At JustWatch the public Prometheus announcement hit exactly the right time. We mostly had blackbox monitoring for the first few months of the company - CloudWatch for some of the most important internal metrics, combined with a external services like Pingdom for detecting site-wide outages. Also, none of the classical host-based solutions satisfied us. In a world of containers and microservices, host-based tools like Icinga, Thruk or Zabbix felt antiquated and not ready for the job. When we started to investigate whitebox monitoring, some of us luckily attended the Golang Meetup where Julius and Björn announced Prometheus. We quickly set up a Prometheus server and started to instrument our Go services (we use almost only Go for the backend). It was amazing how easy that was - the design felt like being cloud- and service-oriented as a first principle and never got in the way.
Transitioning wasn't that hard, as timing wise, we were lucky enough to go from no relevant monitoring directly to Prometheus.
The transition to Prometheus was mostly including the Go client into our apps and wrapping the HTTP handlers. We also wrote and deployed several exporters, including the node_exporter and several exporters for cloud provider APIs. In our experience monitoring and alerting is a project that is never finished, but the bulk of the work was done within a few weeks as a side project.

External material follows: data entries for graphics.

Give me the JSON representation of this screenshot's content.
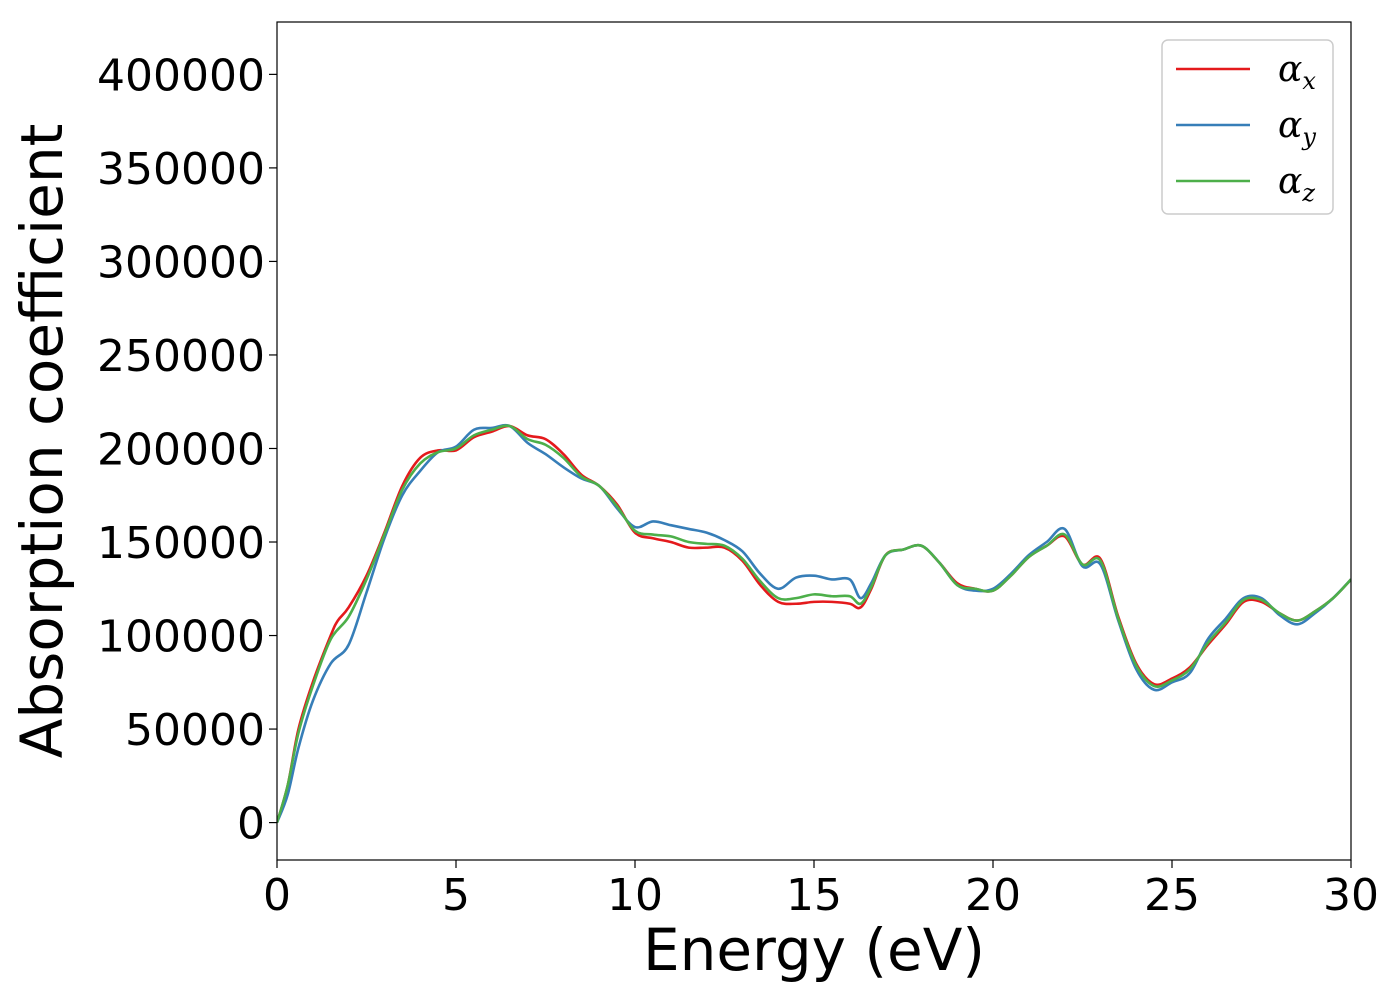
{
  "chart_data": {
    "type": "line",
    "title": "",
    "xlabel": "Energy (eV)",
    "ylabel": "Absorption coefficient",
    "xlim": [
      0,
      30
    ],
    "ylim": [
      -20000,
      428000
    ],
    "x_ticks": [
      0,
      5,
      10,
      15,
      20,
      25,
      30
    ],
    "y_ticks": [
      0,
      50000,
      100000,
      150000,
      200000,
      250000,
      300000,
      350000,
      400000
    ],
    "grid": false,
    "legend_position": "top-right",
    "series": [
      {
        "name": "α",
        "subscript": "x",
        "color": "#e41a1c",
        "points": [
          [
            0,
            0
          ],
          [
            0.3,
            20000
          ],
          [
            0.6,
            50000
          ],
          [
            1.0,
            75000
          ],
          [
            1.5,
            100000
          ],
          [
            1.7,
            108000
          ],
          [
            2.0,
            115000
          ],
          [
            2.5,
            132000
          ],
          [
            3.0,
            155000
          ],
          [
            3.5,
            180000
          ],
          [
            4.0,
            195000
          ],
          [
            4.5,
            199000
          ],
          [
            5.0,
            199000
          ],
          [
            5.5,
            206000
          ],
          [
            6.0,
            209000
          ],
          [
            6.5,
            212000
          ],
          [
            7.0,
            207000
          ],
          [
            7.5,
            205000
          ],
          [
            8.0,
            197000
          ],
          [
            8.5,
            186000
          ],
          [
            9.0,
            180000
          ],
          [
            9.5,
            170000
          ],
          [
            10.0,
            155000
          ],
          [
            10.5,
            152000
          ],
          [
            11.0,
            150000
          ],
          [
            11.5,
            147000
          ],
          [
            12.0,
            147000
          ],
          [
            12.5,
            147000
          ],
          [
            13.0,
            140000
          ],
          [
            13.5,
            127000
          ],
          [
            14.0,
            118000
          ],
          [
            14.5,
            117000
          ],
          [
            15.0,
            118000
          ],
          [
            15.5,
            118000
          ],
          [
            16.0,
            117000
          ],
          [
            16.3,
            115000
          ],
          [
            16.6,
            125000
          ],
          [
            17.0,
            143000
          ],
          [
            17.5,
            146000
          ],
          [
            18.0,
            148000
          ],
          [
            18.5,
            139000
          ],
          [
            19.0,
            128000
          ],
          [
            19.5,
            125000
          ],
          [
            20.0,
            124000
          ],
          [
            20.5,
            132000
          ],
          [
            21.0,
            142000
          ],
          [
            21.5,
            148000
          ],
          [
            22.0,
            153000
          ],
          [
            22.5,
            138000
          ],
          [
            23.0,
            141000
          ],
          [
            23.5,
            110000
          ],
          [
            24.0,
            85000
          ],
          [
            24.5,
            74000
          ],
          [
            25.0,
            77000
          ],
          [
            25.5,
            83000
          ],
          [
            26.0,
            95000
          ],
          [
            26.5,
            106000
          ],
          [
            27.0,
            118000
          ],
          [
            27.5,
            118000
          ],
          [
            28.0,
            112000
          ],
          [
            28.5,
            108000
          ],
          [
            29.0,
            113000
          ],
          [
            29.5,
            120000
          ],
          [
            30.0,
            130000
          ]
        ]
      },
      {
        "name": "α",
        "subscript": "y",
        "color": "#377eb8",
        "points": [
          [
            0,
            0
          ],
          [
            0.3,
            15000
          ],
          [
            0.6,
            40000
          ],
          [
            1.0,
            65000
          ],
          [
            1.5,
            85000
          ],
          [
            2.0,
            95000
          ],
          [
            2.5,
            123000
          ],
          [
            3.0,
            152000
          ],
          [
            3.5,
            175000
          ],
          [
            4.0,
            188000
          ],
          [
            4.5,
            198000
          ],
          [
            5.0,
            201000
          ],
          [
            5.5,
            210000
          ],
          [
            6.0,
            211000
          ],
          [
            6.5,
            212000
          ],
          [
            7.0,
            203000
          ],
          [
            7.5,
            197000
          ],
          [
            8.0,
            190000
          ],
          [
            8.5,
            184000
          ],
          [
            9.0,
            180000
          ],
          [
            9.5,
            168000
          ],
          [
            10.0,
            158000
          ],
          [
            10.5,
            161000
          ],
          [
            11.0,
            159000
          ],
          [
            11.5,
            157000
          ],
          [
            12.0,
            155000
          ],
          [
            12.5,
            151000
          ],
          [
            13.0,
            145000
          ],
          [
            13.5,
            133000
          ],
          [
            14.0,
            125000
          ],
          [
            14.5,
            131000
          ],
          [
            15.0,
            132000
          ],
          [
            15.5,
            130000
          ],
          [
            16.0,
            130000
          ],
          [
            16.3,
            120000
          ],
          [
            16.6,
            128000
          ],
          [
            17.0,
            143000
          ],
          [
            17.5,
            146000
          ],
          [
            18.0,
            148000
          ],
          [
            18.5,
            139000
          ],
          [
            19.0,
            127000
          ],
          [
            19.5,
            124000
          ],
          [
            20.0,
            125000
          ],
          [
            20.5,
            133000
          ],
          [
            21.0,
            143000
          ],
          [
            21.5,
            150000
          ],
          [
            22.0,
            157000
          ],
          [
            22.5,
            137000
          ],
          [
            23.0,
            138000
          ],
          [
            23.5,
            108000
          ],
          [
            24.0,
            82000
          ],
          [
            24.5,
            71000
          ],
          [
            25.0,
            75000
          ],
          [
            25.5,
            80000
          ],
          [
            26.0,
            98000
          ],
          [
            26.5,
            109000
          ],
          [
            27.0,
            120000
          ],
          [
            27.5,
            120000
          ],
          [
            28.0,
            111000
          ],
          [
            28.5,
            106000
          ],
          [
            29.0,
            112000
          ],
          [
            29.5,
            120000
          ],
          [
            30.0,
            130000
          ]
        ]
      },
      {
        "name": "α",
        "subscript": "z",
        "color": "#4daf4a",
        "points": [
          [
            0,
            0
          ],
          [
            0.3,
            20000
          ],
          [
            0.6,
            48000
          ],
          [
            1.0,
            73000
          ],
          [
            1.5,
            98000
          ],
          [
            2.0,
            110000
          ],
          [
            2.5,
            130000
          ],
          [
            3.0,
            154000
          ],
          [
            3.5,
            178000
          ],
          [
            4.0,
            192000
          ],
          [
            4.5,
            198000
          ],
          [
            5.0,
            200000
          ],
          [
            5.5,
            207000
          ],
          [
            6.0,
            210000
          ],
          [
            6.5,
            212000
          ],
          [
            7.0,
            205000
          ],
          [
            7.5,
            202000
          ],
          [
            8.0,
            195000
          ],
          [
            8.5,
            185000
          ],
          [
            9.0,
            180000
          ],
          [
            9.5,
            169000
          ],
          [
            10.0,
            156000
          ],
          [
            10.5,
            154000
          ],
          [
            11.0,
            153000
          ],
          [
            11.5,
            150000
          ],
          [
            12.0,
            149000
          ],
          [
            12.5,
            148000
          ],
          [
            13.0,
            141000
          ],
          [
            13.5,
            129000
          ],
          [
            14.0,
            120000
          ],
          [
            14.5,
            120000
          ],
          [
            15.0,
            122000
          ],
          [
            15.5,
            121000
          ],
          [
            16.0,
            121000
          ],
          [
            16.3,
            117000
          ],
          [
            16.6,
            126000
          ],
          [
            17.0,
            143000
          ],
          [
            17.5,
            146000
          ],
          [
            18.0,
            148000
          ],
          [
            18.5,
            139000
          ],
          [
            19.0,
            127000
          ],
          [
            19.5,
            125000
          ],
          [
            20.0,
            124000
          ],
          [
            20.5,
            132000
          ],
          [
            21.0,
            142000
          ],
          [
            21.5,
            148000
          ],
          [
            22.0,
            154000
          ],
          [
            22.5,
            138000
          ],
          [
            23.0,
            140000
          ],
          [
            23.5,
            109000
          ],
          [
            24.0,
            84000
          ],
          [
            24.5,
            73000
          ],
          [
            25.0,
            76000
          ],
          [
            25.5,
            82000
          ],
          [
            26.0,
            96000
          ],
          [
            26.5,
            107000
          ],
          [
            27.0,
            119000
          ],
          [
            27.5,
            119000
          ],
          [
            28.0,
            112000
          ],
          [
            28.5,
            108000
          ],
          [
            29.0,
            113000
          ],
          [
            29.5,
            120000
          ],
          [
            30.0,
            130000
          ]
        ]
      }
    ]
  }
}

Since the deployment of Prometheus we tend to look into metrics whenever we miss something or when we are designing new services from scratch.
It took some time to fully grasp the elegance of PromQL and labels concept fully, but the effort really paid off.
Prometheus enlightened us by making it incredibly easy to reap the benefits from whitebox monitoring and label-based canary deployments. The out-of-the-box metrics for many Golang aspects (HTTP Handler, Go Runtime) helped us to get to a return on investment very quickly - goroutine metrics alone saved the day multiple times. The only monitoring component we actually liked before - Grafana - feels like a natural fit for Prometheus and has allowed us to create some very helpful dashboards. We appreciated that Prometheus didn't try to reinvent the wheel but rather fit in perfectly with the best solution out there. Another huge improvement on predecessors was Prometheus's focus on actually getting the math right (percentiles, etc.). In other systems, we were never quite sure if the operations offered made sense. Especially percentiles are such a natural and necessary way of reasoning about microservice performance that it felt great that they get first class treatment.
The integrated service discovery makes it super easy to manage the scrape
targets. For Kubernetes, everything just works out-of-the-box. For some other
systems not running on Kubernetes yet, we use a
Consul-based approach. All it takes to get an
application monitored by Prometheus is to add the client, expose
set one simple annotation on the Container/Pod. This low coupling takes out a
lot of friction between development and operations - a lot of services are
built well orchestrated from the beginning, because it's simple and fun.
The combination of time-series and clever functions make for awesome alerting super-powers. Aggregations that run on the server and treating both time-series, combinations of them and even functions on those combinations as first-class citizens makes alerting a breeze - often times after the fact.
While we value very much that Prometheus doesn't focus on being shiny but on actually working and delivering value while being reasonably easy to deploy and operate - especially the Alertmanager leaves a lot to be desired yet. Just some simple improvements like simplified interactive alert building and editing in the frontend would go a long way in working with alerts being even simpler.
We are really looking forward to the ongoing improvements in the storage layer, including remote storage. We also hope for some of the approaches taken in Project Prism and Vulcan to be backported to core Prometheus. The most interesting topics for us right now are GCE Service Discovery, easier scaling, and much longer retention periods (even at the cost of colder storage and much longer query times for older events).
We are also looking forward to use Prometheus for more non-technical departments as well. We’d like to cover most of our KPIs with Prometheus to allow everyone to create beautiful dashboards, as well as alerts. We're currently even planning to abuse the awesome alert engine for a new, internal business project as well - stay tuned!